Of the five notes, it appears that the first two were paid in full and $1,000 was paid upon the fifth and last one. The third one was protested for nonpayment November 1, 1905, the fourth one on January 2, 1906, and as to the fifth one, with the credit of $1,000 indorsed thereon, protest was waived by Elletson, the indorser.

In this condition of things, from the date of this trust deed, February 15, 1905, up to the 4th of February, 1909, nearly four years, this corporation, which by resolution under the West Virginia statute changed its name to the Elletson Company, under the management and control of Will A. Elletson, its president, remained in full and undisturbed possession of all the property conveyed by the trust and proceeded to carry on its business of manufacturing blank and record books, of job printing, and selling stationery. To this end it sold, without let or hindrance from Carver or any one else, the consumable stock on hand included in the trust and purchased and sold some $29,000 of new stock of like nature, except about $1,500 worth of it on hand. A fire occurred during this period that damaged near $1,300 of the machinery in the manufacturing plant, a total of $2,600 insurance money was collected and used, and some $3,000 worth of new machinery was installed. On February 4, 1909, this company was adjudged bankrupt. R. L. mcFarland was appointed trustee. He has listed the assets to be something over $22,000, and the liabilities over $34,000.
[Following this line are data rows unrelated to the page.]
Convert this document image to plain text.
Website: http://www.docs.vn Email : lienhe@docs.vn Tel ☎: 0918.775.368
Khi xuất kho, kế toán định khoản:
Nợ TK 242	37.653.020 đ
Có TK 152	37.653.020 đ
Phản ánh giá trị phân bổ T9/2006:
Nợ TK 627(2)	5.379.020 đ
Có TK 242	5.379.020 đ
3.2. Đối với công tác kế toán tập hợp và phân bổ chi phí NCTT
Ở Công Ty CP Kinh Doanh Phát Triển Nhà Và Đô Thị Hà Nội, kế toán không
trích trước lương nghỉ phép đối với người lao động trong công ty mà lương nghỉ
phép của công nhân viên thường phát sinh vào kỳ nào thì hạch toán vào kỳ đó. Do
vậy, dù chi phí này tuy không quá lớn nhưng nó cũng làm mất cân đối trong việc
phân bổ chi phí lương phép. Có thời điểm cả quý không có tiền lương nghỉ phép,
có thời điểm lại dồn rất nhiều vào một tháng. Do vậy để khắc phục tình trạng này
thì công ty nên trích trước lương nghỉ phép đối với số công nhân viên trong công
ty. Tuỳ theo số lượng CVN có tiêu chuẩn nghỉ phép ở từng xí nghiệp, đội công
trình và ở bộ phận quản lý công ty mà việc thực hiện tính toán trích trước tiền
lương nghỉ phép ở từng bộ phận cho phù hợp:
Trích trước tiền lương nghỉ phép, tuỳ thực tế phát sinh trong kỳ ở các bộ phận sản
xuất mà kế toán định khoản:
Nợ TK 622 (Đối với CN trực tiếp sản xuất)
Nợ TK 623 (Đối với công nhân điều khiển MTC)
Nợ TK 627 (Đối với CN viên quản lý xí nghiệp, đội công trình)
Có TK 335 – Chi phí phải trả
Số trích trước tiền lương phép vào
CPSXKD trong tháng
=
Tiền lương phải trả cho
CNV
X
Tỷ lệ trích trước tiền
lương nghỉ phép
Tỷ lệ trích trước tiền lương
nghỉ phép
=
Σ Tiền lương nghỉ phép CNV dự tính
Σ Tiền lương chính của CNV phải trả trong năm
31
Before the referee to whom the matter was referred, the Ritchie County Bank has appeared and filed proof of claim for $9,960.37, $3,500 of which is not in controversy here, the remaining $6,400 based upon the three unpaid notes secured to Carver by the trust deed and which the bank claims to be the owner of. To the claim of the bank that this sum is a secured claim by reason of the trust deed and first payable out of the assets of the company, the trustee has filed before the referee a protest, and the bank, E. M. Carver, and G. H. Carver, trustee, have filed replications thereto.

The referee has held the deed of trust to be valid as to all the property conveyed therein except the stock of goods in the stationery and binding departments. To this ruling the trustee has excepted, and, at his instance, the question has been certified for review.

Smith D. Turner, Reese Blizzard, John Marshall, and Merrick & Smith, for trustee and unsecured creditors.

Dorr Casto and Robinson & Prunty, for Carver and Ritchie County Bank.

DAYTON, District Judge (after stating the facts as above).

Is the deed of trust of February 15, 1905, void as a security for the bank's debt by reason of its disclosing on its face an intention and purpose to hinder, delay, and defraud creditors of the bankrupt company, or by reason of such intention being shown by evidence aliunde? This deed having been executed more than four months prior to the institution of bankruptcy proceedings, under older decisions some doubt might have arisen as to the right of the referee to pass upon and adjudicate the matter in this summary proceeding instead of requiring the institution of a plenary suit for the purpose. The bank, however, having voluntarily submitted to the jurisdiction by presenting its claim for adjudication, and the estate of the bankrupt being wholly in the possession of the court, there can no longer be doubt of the jurisdiction as thus taken by the referee under the rulings of such cases as White v. Schloerb, 178 U.S. 542, 20 Sup.Ct. 1007, 44 L.Ed. 1183, and Whitney v. Wenman, 198 U.S. 539, 25 Sup.Ct. 778, 49 L.Ed. 1157.

The Supreme Court has also determined that the question of whether such a deed of trust is valid or not is a local one and must be governed by the state court decisions which the federal courts will follow. Thompson v. Fairbanks, 196 U.S. 516, 25 Sup.Ct. 306, 49 L.Ed. 577; Humphrey v. Tatman, 198 U.S. 91, 25 Sup.Ct. 567, 49 L.Ed. 956.